The Undergraduate Senate approved a bill to amend the rules of order of the Constitutional Council at its last meeting of the quarter, held over Zoom just hours after the University announced it would move all spring quarter classes online “until further notice.”
The amended rules of order are the recommendations of a review undertaken by the Constitutional Council “to update and modernize the rules.”
“Due to an absence of an established ASSU parliamentarian and lack of adequate record-keeping, it is unclear which document is the current Constitutional Council Rules of Order,” reads the report on the recommended changes.
The changes clarify organizational and procedural guidelines for the Constitutional Council. They specify that the ASSU Constitution and by-laws overrule the rules of order, and that the council can override the chair by majority rule.
The rules of order “now specify a standard of proof for factual allegations before the Council,” as well as specific procedures for filing complaints and holding trials, according to the report.
The Senate also voted to approve a resolution in support of the University’s divestment from fossil fuel companies. According to Senator Anthony Duarte ’22, this resolution has slightly changed wording from the original version. It explicitly called on Stanford to divest publicly traded oil and gas companies within 90 days.
“That’s the only language change,” Duarte said. “But I think it’s an important one to make because it very explicitly calls out what we’re trying to do, and there’s like no room for gray area.”
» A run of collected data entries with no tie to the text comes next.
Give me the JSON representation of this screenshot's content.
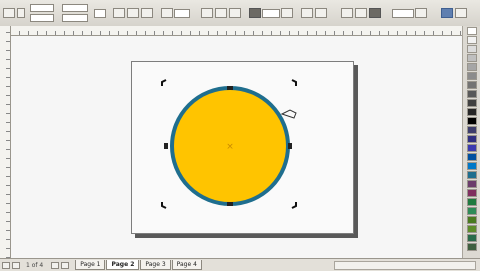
{
  "toolbar": {
    "icons": [
      "object-origin-icon",
      "position-fields-icon",
      "size-fields-icon",
      "scale-icon",
      "lock-ratio-icon",
      "rotate-icon",
      "mirror-icon",
      "ellipse-mode-icon",
      "pie-mode-icon",
      "arc-mode-icon",
      "angle-icon",
      "wrap-icon",
      "outline-width-icon",
      "front-icon",
      "back-icon",
      "convert-icon"
    ]
  },
  "pager": {
    "count": "1 of 4",
    "tabs": [
      "Page 1",
      "Page 2",
      "Page 3",
      "Page 4"
    ],
    "active_index": 1
  },
  "colors": {
    "circle_fill": "#ffc400",
    "circle_outline": "#1f6e8e",
    "page_shadow": "#595959",
    "palette": [
      "#ffffff",
      "#f2f2f2",
      "#dcdcdc",
      "#bfbfbf",
      "#a6a6a6",
      "#8c8c8c",
      "#737373",
      "#595959",
      "#404040",
      "#262626",
      "#000000",
      "#3d3d6b",
      "#2f2f80",
      "#3b3bb0",
      "#0050a0",
      "#0078c8",
      "#1f6e8e",
      "#6b3d6b",
      "#802f5f",
      "#1f7a3f",
      "#2e8b57",
      "#4a7a1f",
      "#5e8c2a",
      "#2a6b4a",
      "#3f5f3f"
    ]
  }
}
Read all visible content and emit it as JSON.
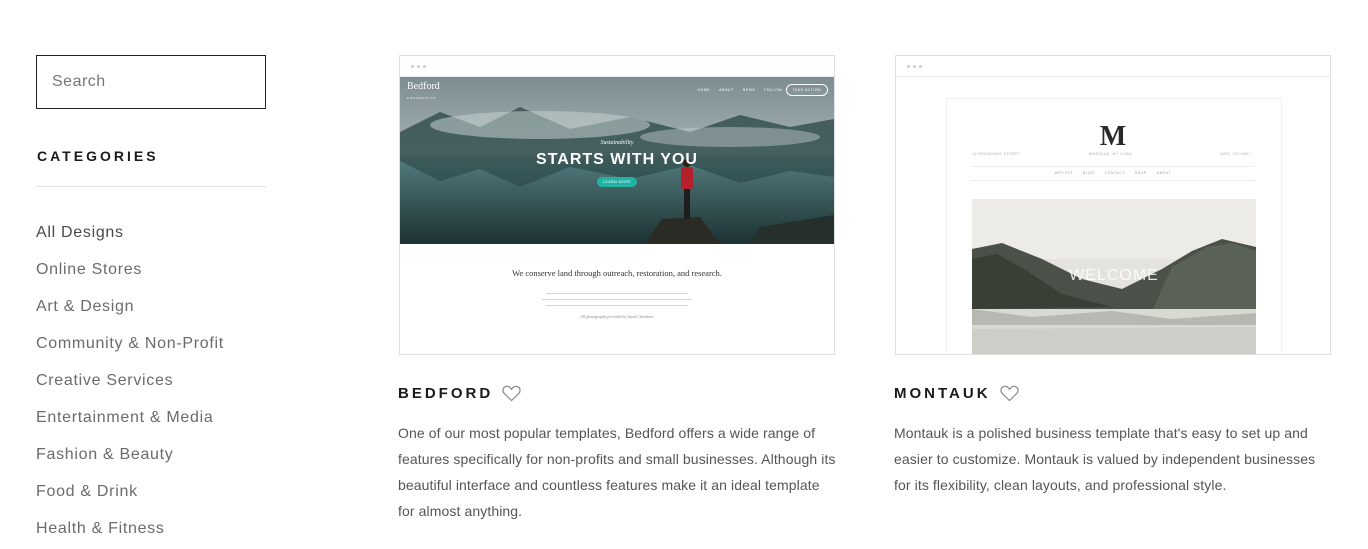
{
  "sidebar": {
    "search": {
      "placeholder": "Search",
      "value": ""
    },
    "categories_heading": "CATEGORIES",
    "categories": [
      {
        "label": "All Designs",
        "active": true
      },
      {
        "label": "Online Stores",
        "active": false
      },
      {
        "label": "Art & Design",
        "active": false
      },
      {
        "label": "Community & Non-Profit",
        "active": false
      },
      {
        "label": "Creative Services",
        "active": false
      },
      {
        "label": "Entertainment & Media",
        "active": false
      },
      {
        "label": "Fashion & Beauty",
        "active": false
      },
      {
        "label": "Food & Drink",
        "active": false
      },
      {
        "label": "Health & Fitness",
        "active": false
      }
    ]
  },
  "templates": [
    {
      "name": "BEDFORD",
      "description": "One of our most popular templates, Bedford offers a wide range of features specifically for non-profits and small businesses. Although its beautiful interface and countless features make it an ideal template for almost anything.",
      "preview": {
        "logo": "Bedford",
        "logo_sub": "FOUNDATION",
        "nav": [
          "HOME",
          "ABOUT",
          "NEWS",
          "FOLLOW"
        ],
        "nav_button": "TAKE ACTION",
        "eyebrow": "Sustainability",
        "headline": "STARTS WITH YOU",
        "button": "LEARN MORE",
        "body_title": "We conserve land through outreach, restoration, and research.",
        "credit": "All photography provided by Jared Chambers"
      }
    },
    {
      "name": "MONTAUK",
      "description": "Montauk is a polished business template that's easy to set up and easier to customize. Montauk is valued by independent businesses for its flexibility, clean layouts, and professional style.",
      "preview": {
        "logo": "M",
        "meta_left": "12 BROADWAY STREET",
        "meta_center": "MONTAUK, NY 11954",
        "meta_right": "(555) 123-4567",
        "nav": [
          "ARTISTS",
          "BLOG",
          "CONTACT",
          "SHOP",
          "ABOUT"
        ],
        "hero_text": "WELCOME"
      }
    }
  ],
  "colors": {
    "accent_teal": "#23b3a4",
    "text_dark": "#1a1a1a",
    "text_muted": "#6b6b6b",
    "border": "#e0e0e0"
  },
  "icons": {
    "search": "search-icon",
    "favorite": "heart-icon"
  }
}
The student advisory board would be “established to work with the provost and the ASSU to give continuous recommendations and feedback on comprehensive and continuous sexual violence prevention, survivor advocacy support and Title IX policy for the student community.” It would be able to send members to administrative meetings on sexual violence, survivor advocacy and Title IX policy, including provostial meetings, Residential Education meetings and ASSU meetings.
The board would also be able to “request a review of various programs and policies in this subject area conducted by the advisory board,” according to the resolution.